Esses acréscimos incluem auxílio-moradia, auxílio-livro, ajuda de custo para mudança, gratificações por tempo de serviço e até indenizações retroativas, entre outros. Alguns desses "benefícios" são pagos mesmo quando o servidor reside na cidade onde trabalha, ou não muda de função há anos. Em muitos casos, juízes e promotores recebem dobradinhas indenizatórias que, por não serem classificadas como "salário", ficam fora do alcance do teto constitucional. É o jeitinho jurídico travestido de interpretação técnica.

Essa prática, embora sustentada por decisões administrativas internas e interpretações coniventes, contraria princípios basilares da administração pública, como moralidade, impessoalidade e eficiência, consagrados no artigo 37 da Constituição. Além disso, ela amplia a desigualdade entre servidores públicos, pois beneficia uma casta específica com salários indiretos que não estão disponíveis ao restante do funcionalismo — tampouco ao cidadão comum.
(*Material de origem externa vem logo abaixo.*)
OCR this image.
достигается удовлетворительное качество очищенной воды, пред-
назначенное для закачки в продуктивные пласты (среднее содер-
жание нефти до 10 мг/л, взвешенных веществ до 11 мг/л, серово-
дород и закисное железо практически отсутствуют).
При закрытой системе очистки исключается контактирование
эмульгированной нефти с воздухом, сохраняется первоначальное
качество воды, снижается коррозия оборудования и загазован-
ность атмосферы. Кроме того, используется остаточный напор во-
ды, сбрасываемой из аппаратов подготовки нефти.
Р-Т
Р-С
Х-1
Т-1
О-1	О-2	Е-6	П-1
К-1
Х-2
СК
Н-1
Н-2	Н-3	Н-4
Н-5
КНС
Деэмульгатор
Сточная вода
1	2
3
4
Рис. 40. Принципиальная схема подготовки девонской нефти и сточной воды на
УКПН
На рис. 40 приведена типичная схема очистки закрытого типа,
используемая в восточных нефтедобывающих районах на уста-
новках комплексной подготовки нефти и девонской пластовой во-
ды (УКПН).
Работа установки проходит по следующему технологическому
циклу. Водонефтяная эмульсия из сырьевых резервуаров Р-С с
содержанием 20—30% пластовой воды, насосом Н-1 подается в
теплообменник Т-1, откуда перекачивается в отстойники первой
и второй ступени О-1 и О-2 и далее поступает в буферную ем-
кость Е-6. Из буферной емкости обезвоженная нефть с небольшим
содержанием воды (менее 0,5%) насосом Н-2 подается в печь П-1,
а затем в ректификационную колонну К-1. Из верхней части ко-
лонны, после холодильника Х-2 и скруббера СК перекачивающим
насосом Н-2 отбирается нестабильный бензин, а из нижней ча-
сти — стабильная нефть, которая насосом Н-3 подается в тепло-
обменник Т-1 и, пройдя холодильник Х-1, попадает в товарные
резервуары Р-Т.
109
O Judiciário, guardião último da lei, não deveria ser o primeiro a driblá-la em benefício próprio. Ao fazer isso, corrói sua legitimidade e afasta-se da sociedade que jurou proteger. A confiança da população na Justiça depende não apenas de sentenças técnicas, mas também de condutas éticas e transparentes. A moralidade pública exige que o teto seja um limite real, e não uma mera ficção contábil.

O combate aos penduricalhos não é apenas uma questão contábil. É, acima de tudo, uma luta por justiça dentro da Justiça.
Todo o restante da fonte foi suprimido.